The Attempt at a Solution

The alternating series test says nothing about absolute convergence; both ##\sum\frac{(-1)^n}{n}## and ##\sum\frac{(-1)^n}{n^2}## converge by the alternating series test. The latter is absolutely convergent while the former is not.

Given an alternating series, i.e. a series of the form ##\sum\limits_{n=0}^\infty(-1)^na_n## with ##a_n>0##, the alternating series test has you check two things; (1) that ##\{a_n\}## is a (eventually) decreasing sequence and (2) that ##\lim\limits_{n\rightarrow\infty}a_n=0##. If either or both of these checks fails, then the alternating series test is technically inconclusive. There are some alternating series which fail the alternating series test and are convergent and some which fail and are divergent.

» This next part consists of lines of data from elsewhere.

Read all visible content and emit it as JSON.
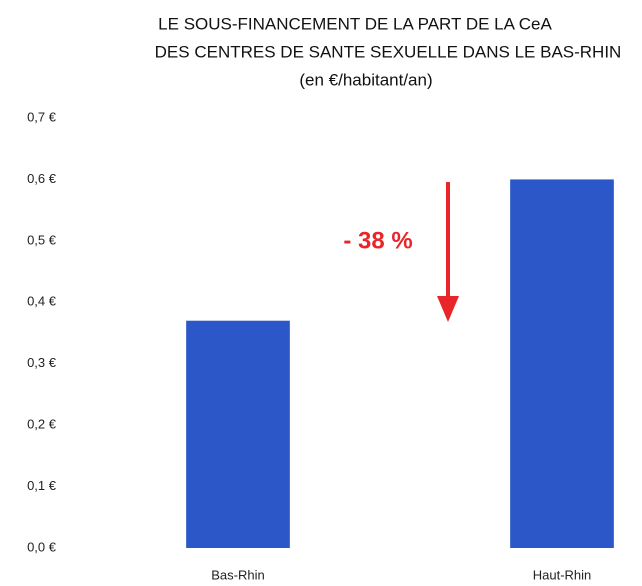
{
  "chart_data": {
    "type": "bar",
    "title": [
      "LE SOUS-FINANCEMENT DE LA PART DE LA CeA",
      "DES CENTRES DE SANTE SEXUELLE DANS LE BAS-RHIN",
      "(en €/habitant/an)"
    ],
    "categories": [
      "Bas-Rhin",
      "Haut-Rhin"
    ],
    "values": [
      0.37,
      0.6
    ],
    "color": "#2b57c8",
    "ylim": [
      0,
      0.7
    ],
    "yticks": [
      {
        "value": 0,
        "label": "0,0 €"
      },
      {
        "value": 0.1,
        "label": "0,1 €"
      },
      {
        "value": 0.2,
        "label": "0,2 €"
      },
      {
        "value": 0.3,
        "label": "0,3 €"
      },
      {
        "value": 0.4,
        "label": "0,4 €"
      },
      {
        "value": 0.5,
        "label": "0,5 €"
      },
      {
        "value": 0.6,
        "label": "0,6 €"
      },
      {
        "value": 0.7,
        "label": "0,7 €"
      }
    ],
    "grid": false,
    "annotation": "- 38 %",
    "annotation_color": "#e8262a"
  }
}
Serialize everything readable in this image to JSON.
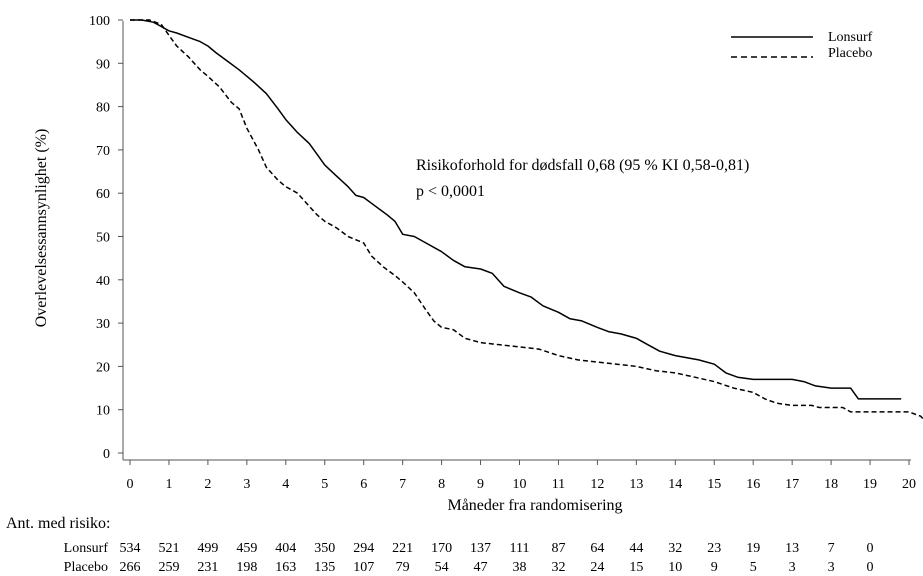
{
  "chart_data": {
    "type": "line",
    "title": "",
    "xlabel": "Måneder fra randomisering",
    "ylabel": "Overlevelsessannsynlighet (%)",
    "xlim": [
      0,
      20
    ],
    "ylim": [
      0,
      100
    ],
    "x_ticks": [
      "0",
      "1",
      "2",
      "3",
      "4",
      "5",
      "6",
      "7",
      "8",
      "9",
      "10",
      "11",
      "12",
      "13",
      "14",
      "15",
      "16",
      "17",
      "18",
      "19",
      "20"
    ],
    "y_ticks": [
      "0",
      "10",
      "20",
      "30",
      "40",
      "50",
      "60",
      "70",
      "80",
      "90",
      "100"
    ],
    "grid": false,
    "legend_position": "top-right",
    "annotation": {
      "line1": "Risikoforhold for dødsfall 0,68 (95 % KI 0,58-0,81)",
      "line2": "p < 0,0001"
    },
    "series": [
      {
        "name": "Lonsurf",
        "style": "solid",
        "points": [
          [
            0,
            100
          ],
          [
            0.3,
            100
          ],
          [
            0.6,
            99.5
          ],
          [
            0.8,
            98.5
          ],
          [
            1,
            97.5
          ],
          [
            1.2,
            97
          ],
          [
            1.5,
            96
          ],
          [
            1.8,
            95
          ],
          [
            2,
            94
          ],
          [
            2.2,
            92.5
          ],
          [
            2.5,
            90.5
          ],
          [
            2.8,
            88.5
          ],
          [
            3,
            87
          ],
          [
            3.2,
            85.5
          ],
          [
            3.5,
            83
          ],
          [
            3.8,
            79.5
          ],
          [
            4,
            77
          ],
          [
            4.3,
            74
          ],
          [
            4.6,
            71.5
          ],
          [
            4.8,
            69
          ],
          [
            5,
            66.5
          ],
          [
            5.3,
            64
          ],
          [
            5.6,
            61.5
          ],
          [
            5.8,
            59.5
          ],
          [
            6,
            59
          ],
          [
            6.3,
            57
          ],
          [
            6.6,
            55
          ],
          [
            6.8,
            53.5
          ],
          [
            7,
            50.5
          ],
          [
            7.3,
            50
          ],
          [
            7.6,
            48.5
          ],
          [
            8,
            46.5
          ],
          [
            8.3,
            44.5
          ],
          [
            8.6,
            43
          ],
          [
            9,
            42.5
          ],
          [
            9.3,
            41.5
          ],
          [
            9.6,
            38.5
          ],
          [
            10,
            37
          ],
          [
            10.3,
            36
          ],
          [
            10.6,
            34
          ],
          [
            11,
            32.5
          ],
          [
            11.3,
            31
          ],
          [
            11.6,
            30.5
          ],
          [
            12,
            29
          ],
          [
            12.3,
            28
          ],
          [
            12.6,
            27.5
          ],
          [
            13,
            26.5
          ],
          [
            13.3,
            25
          ],
          [
            13.6,
            23.5
          ],
          [
            14,
            22.5
          ],
          [
            14.3,
            22
          ],
          [
            14.6,
            21.5
          ],
          [
            15,
            20.5
          ],
          [
            15.3,
            18.5
          ],
          [
            15.6,
            17.5
          ],
          [
            16,
            17
          ],
          [
            17,
            17
          ],
          [
            17.3,
            16.5
          ],
          [
            17.6,
            15.5
          ],
          [
            18,
            15
          ],
          [
            18.5,
            15
          ],
          [
            18.7,
            12.5
          ],
          [
            19,
            12.5
          ],
          [
            19.8,
            12.5
          ]
        ]
      },
      {
        "name": "Placebo",
        "style": "dashed",
        "points": [
          [
            0,
            100
          ],
          [
            0.5,
            100
          ],
          [
            0.8,
            99
          ],
          [
            1,
            96.5
          ],
          [
            1.2,
            94
          ],
          [
            1.5,
            91.5
          ],
          [
            1.8,
            88.5
          ],
          [
            2,
            87
          ],
          [
            2.3,
            84.5
          ],
          [
            2.6,
            81
          ],
          [
            2.8,
            79.5
          ],
          [
            3,
            75
          ],
          [
            3.3,
            70
          ],
          [
            3.5,
            66
          ],
          [
            3.8,
            63
          ],
          [
            4,
            61.5
          ],
          [
            4.3,
            60
          ],
          [
            4.6,
            57
          ],
          [
            4.8,
            55
          ],
          [
            5,
            53.5
          ],
          [
            5.3,
            52
          ],
          [
            5.6,
            50
          ],
          [
            6,
            48.5
          ],
          [
            6.2,
            45.5
          ],
          [
            6.5,
            43
          ],
          [
            6.8,
            41
          ],
          [
            7,
            39.5
          ],
          [
            7.3,
            37
          ],
          [
            7.6,
            33
          ],
          [
            7.8,
            30.5
          ],
          [
            8,
            29
          ],
          [
            8.3,
            28.5
          ],
          [
            8.6,
            26.5
          ],
          [
            9,
            25.5
          ],
          [
            9.5,
            25
          ],
          [
            10,
            24.5
          ],
          [
            10.5,
            24
          ],
          [
            11,
            22.5
          ],
          [
            11.5,
            21.5
          ],
          [
            12,
            21
          ],
          [
            12.5,
            20.5
          ],
          [
            13,
            20
          ],
          [
            13.5,
            19
          ],
          [
            14,
            18.5
          ],
          [
            14.5,
            17.5
          ],
          [
            15,
            16.5
          ],
          [
            15.5,
            15
          ],
          [
            16,
            14
          ],
          [
            16.3,
            12.5
          ],
          [
            16.6,
            11.5
          ],
          [
            17,
            11
          ],
          [
            17.5,
            11
          ],
          [
            17.7,
            10.5
          ],
          [
            18.3,
            10.5
          ],
          [
            18.5,
            9.5
          ],
          [
            19,
            9.5
          ],
          [
            19.5,
            9.5
          ],
          [
            20,
            9.5
          ],
          [
            20.3,
            8.5
          ],
          [
            20.5,
            6.5
          ],
          [
            20.9,
            6.5
          ]
        ]
      }
    ],
    "risk_table": {
      "label": "Ant. med risiko:",
      "rows": [
        {
          "name": "Lonsurf",
          "values": [
            "534",
            "521",
            "499",
            "459",
            "404",
            "350",
            "294",
            "221",
            "170",
            "137",
            "111",
            "87",
            "64",
            "44",
            "32",
            "23",
            "19",
            "13",
            "7",
            "0"
          ]
        },
        {
          "name": "Placebo",
          "values": [
            "266",
            "259",
            "231",
            "198",
            "163",
            "135",
            "107",
            "79",
            "54",
            "47",
            "38",
            "32",
            "24",
            "15",
            "10",
            "9",
            "5",
            "3",
            "3",
            "0"
          ]
        }
      ]
    }
  }
}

Put another way, the alternating series test says something along the lines of, "If we have an alternating series and (1) and (2) are true, then the series converges". It makes no claim if one or both of (1) and (2) are false, and it never concludes that a series is divergent.

But ...

In the event that a series fails part (2) of the test, then we can say that ##\lim\limits_{n\rightarrow\infty}a_n\neq 0##. It's not hard to see that this implies that ##\lim\limits_{n\rightarrow\infty}(-1)^na_n\neq 0##, and so the series is divergent by the ##n##th-term test/test for divergence (or whatever name your text/lecturer gives to that test). So you can learn enough about a series in the process of conducting the alternating series test to conclude, as a result of a different test, that the series is divergent.

 

[LCKurtz]

The alternating series test is a test for convergence. But if the test fails to show convergence, that doesn't imply divergence. It might be convergent anyway and the alternating series test just isn't adequate to show it. All you can say is that the alternating series test failed to show convergence.